Oskar Belians Tätigkeit als Bürgermeister von Allenstein war derart herausragend, dass er 1903 schließlich als erster überhaupt zum Oberbürgermeister der damaligen Kreisstadt ernannt wurde. Dieses Jahr jährte sich der Beginn seiner erfolgreichen Amtstätigkeit zum 140. Mal. Am 10. Oktober 1877 wurde Belian nach Bestätigung durch den Kommissar des Regierungspräsidenten von Königsberg in sein Amt eingeführt. Die Stadt Allenstein zählte damals kaum 6000 Einwohner, hatte nur wenige und dazu noch mangelhaft gepflasterte Straßen und war erst seit drei Jahren durch die Thorn-Insterburger Eisenbahn an den überörtlichen Verkehr angeschlossen. 

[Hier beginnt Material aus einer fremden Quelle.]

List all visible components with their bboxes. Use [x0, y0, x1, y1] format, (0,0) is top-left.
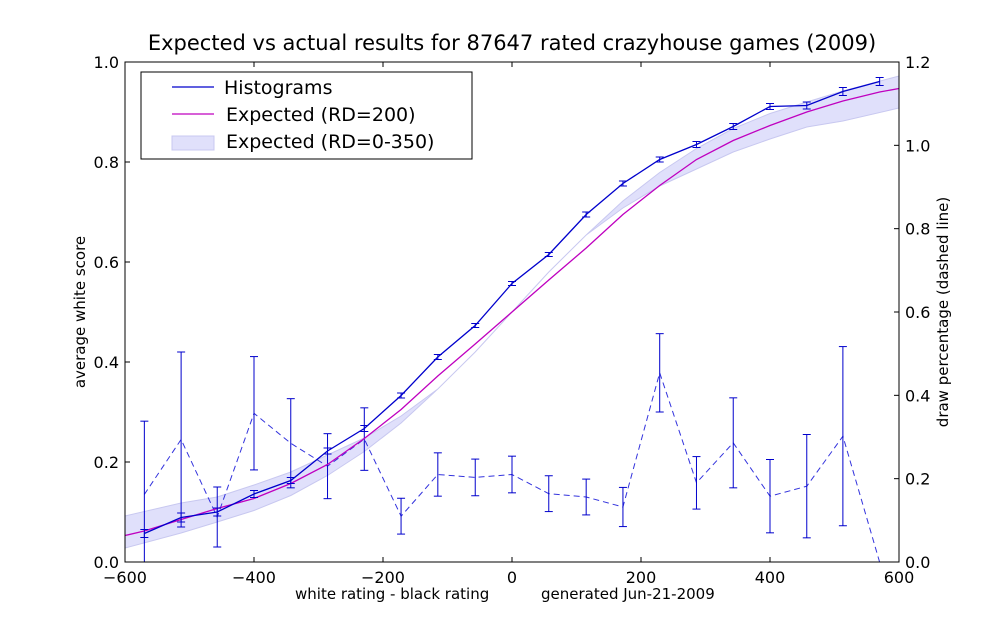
x-tick-label: −200 [361, 568, 405, 587]
x-tick-label: 400 [755, 568, 786, 587]
chart-title: Expected vs actual results for 87647 rat… [148, 31, 876, 55]
expected-series [124, 87, 900, 537]
y-left-tick-label: 0.8 [94, 153, 119, 172]
draw-series [140, 333, 881, 563]
histogram-series [140, 77, 884, 538]
y-left-tick-label: 0.6 [94, 253, 119, 272]
legend: Histograms Expected (RD=200) Expected (R… [140, 71, 473, 160]
legend-label-band: Expected (RD=0-350) [226, 131, 434, 153]
y-right-tick-label: 0.2 [905, 470, 930, 489]
y-left-tick-label: 1.0 [94, 53, 119, 72]
legend-label-histograms: Histograms [224, 77, 332, 99]
x-tick-label: −600 [103, 568, 147, 587]
y-left-tick-label: 0.4 [94, 353, 119, 372]
x-axis-title: white rating - black rating [295, 585, 489, 603]
x-tick-label: 200 [626, 568, 657, 587]
axis-ticks: −600 −400 −200 0 200 400 6000.00.20.40.60.81.0… [94, 53, 931, 587]
x-tick-label: −400 [232, 568, 276, 587]
y-axis-right-title: draw percentage (dashed line) [934, 197, 952, 427]
y-right-tick-label: 0.8 [905, 220, 930, 239]
x-tick-label: 0 [507, 568, 517, 587]
x-tick-label: 600 [884, 568, 915, 587]
legend-swatch-band [171, 135, 215, 151]
y-left-tick-label: 0.2 [94, 453, 119, 472]
legend-label-expected: Expected (RD=200) [226, 104, 416, 126]
y-right-tick-label: 0.0 [905, 553, 930, 572]
expected-rd200-line [124, 87, 900, 537]
y-right-tick-label: 0.4 [905, 386, 930, 405]
footnote: generated Jun-21-2009 [541, 585, 715, 603]
y-right-tick-label: 1.2 [905, 53, 930, 72]
y-left-tick-label: 0.0 [94, 553, 119, 572]
y-right-tick-label: 0.6 [905, 303, 930, 322]
y-right-tick-label: 1.0 [905, 136, 930, 155]
y-axis-left-title: average white score [71, 236, 89, 388]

Eine seiner ersten Amtshandlungen, schrieb Belian später, war die Eröffnung des von der Stadt errichteten Pro-Gymnasiums, das am 1. Oktober 1881 als Vollanstalt anerkannt und am 10. April 1885 dem Königlich Preußischen Provinzialschulkollegium als Staatsanstalt übergeben wurde, aber nur, weil sich die Stadt zum Bau eines neuen Anstaltsgebäudes und Zahlung eines Unter­hal­tungs­zu­schusses von 15000 Mark verpflichtet hatte. Durch die Errichtung dieser höheren Lehranstalt wurde der Grundstein für ein schnelles Wachstum der ostpreußischen Landstadt gelegt. Dies zeigte sich schon bald bei der Wahl Allensteins zum Sitz eines Land- und Amtsgerichts im Jahre 1879. Da in der Stadt „bereits ein Gymnasium bestand“, fiel die Entscheidung nicht zugunsten des Mitbewerbers Osterode aus. Ein Ergebnis der Weitsicht des begabten Verwaltungschefs von Allenstein.

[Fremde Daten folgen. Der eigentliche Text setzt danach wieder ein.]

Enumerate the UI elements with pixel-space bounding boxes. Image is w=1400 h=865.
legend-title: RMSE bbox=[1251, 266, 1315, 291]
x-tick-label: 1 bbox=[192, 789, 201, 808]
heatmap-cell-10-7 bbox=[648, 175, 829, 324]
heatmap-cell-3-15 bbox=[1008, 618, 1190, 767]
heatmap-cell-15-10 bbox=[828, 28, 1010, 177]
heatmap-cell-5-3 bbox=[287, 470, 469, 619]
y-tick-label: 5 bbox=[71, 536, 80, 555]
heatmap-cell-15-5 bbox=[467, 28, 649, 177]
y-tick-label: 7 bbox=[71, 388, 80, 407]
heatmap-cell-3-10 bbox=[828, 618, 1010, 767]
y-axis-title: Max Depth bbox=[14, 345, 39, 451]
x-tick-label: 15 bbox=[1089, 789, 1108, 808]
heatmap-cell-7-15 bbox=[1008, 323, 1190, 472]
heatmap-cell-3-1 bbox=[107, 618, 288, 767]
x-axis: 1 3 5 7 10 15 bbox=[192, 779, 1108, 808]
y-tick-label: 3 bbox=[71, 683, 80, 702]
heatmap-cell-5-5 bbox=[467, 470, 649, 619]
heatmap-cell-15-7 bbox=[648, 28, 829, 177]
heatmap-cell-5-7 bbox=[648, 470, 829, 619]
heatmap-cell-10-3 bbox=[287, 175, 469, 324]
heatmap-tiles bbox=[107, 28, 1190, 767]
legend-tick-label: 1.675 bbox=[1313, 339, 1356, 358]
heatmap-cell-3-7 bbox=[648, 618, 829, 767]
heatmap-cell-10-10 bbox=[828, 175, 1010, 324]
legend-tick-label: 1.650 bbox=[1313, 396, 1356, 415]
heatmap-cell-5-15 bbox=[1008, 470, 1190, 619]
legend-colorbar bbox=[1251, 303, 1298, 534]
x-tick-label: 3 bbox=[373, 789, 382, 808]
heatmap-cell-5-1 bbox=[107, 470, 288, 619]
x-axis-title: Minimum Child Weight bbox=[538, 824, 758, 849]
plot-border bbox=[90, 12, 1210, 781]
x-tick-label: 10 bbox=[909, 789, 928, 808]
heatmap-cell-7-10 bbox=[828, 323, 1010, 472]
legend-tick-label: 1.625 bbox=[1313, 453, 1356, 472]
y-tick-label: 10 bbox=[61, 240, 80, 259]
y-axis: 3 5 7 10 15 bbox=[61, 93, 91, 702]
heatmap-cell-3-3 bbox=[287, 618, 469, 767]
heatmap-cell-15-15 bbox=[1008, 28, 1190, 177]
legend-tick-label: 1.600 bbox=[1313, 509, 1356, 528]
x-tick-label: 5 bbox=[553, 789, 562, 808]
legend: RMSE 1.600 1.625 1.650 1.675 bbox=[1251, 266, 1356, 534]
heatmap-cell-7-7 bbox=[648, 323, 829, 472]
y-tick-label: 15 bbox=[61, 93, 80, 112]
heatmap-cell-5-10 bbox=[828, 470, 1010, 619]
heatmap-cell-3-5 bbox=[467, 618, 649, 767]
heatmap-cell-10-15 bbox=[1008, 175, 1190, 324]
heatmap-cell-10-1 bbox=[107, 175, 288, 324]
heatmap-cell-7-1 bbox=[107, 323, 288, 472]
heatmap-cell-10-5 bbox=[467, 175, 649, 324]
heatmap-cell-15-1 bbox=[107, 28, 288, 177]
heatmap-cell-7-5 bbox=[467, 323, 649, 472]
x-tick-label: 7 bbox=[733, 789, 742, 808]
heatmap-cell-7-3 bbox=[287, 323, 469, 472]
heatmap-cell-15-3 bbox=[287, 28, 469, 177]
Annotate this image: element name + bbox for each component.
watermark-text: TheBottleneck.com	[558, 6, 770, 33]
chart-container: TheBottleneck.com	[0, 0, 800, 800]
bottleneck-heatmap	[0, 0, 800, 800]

Anfang der 80er Jahre des 19. Jahrhunderts wurden von Allenstein aus die Zweigbahnen nach Marienburg, Ortelsburg, Soldau und Königsberg gebaut. In der Folge wurde die Stadt zum Eisenbahnknotenpunkt und Sitz eines Eisenbahnbetriebsamtes. Außer durch Eisenbahnen schaffte man auch im Laufe der Jahre durch die Anlegung neuer Kreis-Chausseen bessere Verbindungen zu den Nachbarstädten und entfernteren Kreisteilen. 

Im Jahre 1884 erhielt Allenstein die erste Garnison durch die Verlegung des Jäger-Bataillons „Graf York von Wartenberg“ (Ostpreußisches) Nr. 1 von Bromberg/Westpreußen hierher, dem 1886 das Dragoner-Regiment „König Albert von Sachsen“ (Ostpreußisches) Nr. 10 folgte. Am 1. Oktober 1889 erhielten das Grenadier-Regiment „König Friedrich der Große“ (3. Ostpreußisches) Nr. 4 und eine Abteilung des Westpreußischen Feld-Artillerie-Regiments Nr. 16 Allenstein als Garnisonstadt, nachdem das Jäger-Bataillon nach Osterode verlegt worden war. Gleichzeitig wurde der Stab der 3. Infanterie-Brigade hierher verlegt. Durch die Verlagerung des Grenadier-Regiments Nr. 4 nach Rastenburg erhielten nun die Infanterie-Regimenter Nr. 150 und 151 mit dem Stab der 75. Infanterie-Brigade die Stadt Allenstein im Jahre 1898 als Garnison. Zudem wurde hier nun an Stelle der Artillerie-Abteilung das Feld-Artillerie-Regiment Nr. 73 neu gebildet und der Stab der 37. Kavallerie-Brigade und bald darauf auch der Stab der 37. Division hierher verlegt, sodass Allenstein nach Königsberg in der Provinz die größte Garnison besaß. Mit Ausnahme von zwei Bataillonen des Infanterie-Regiments Nr. 151, die „in Privatkasernen“ lagen, wurden in dieser Zeit für sämtliche Truppenteile Kasernen erbaut.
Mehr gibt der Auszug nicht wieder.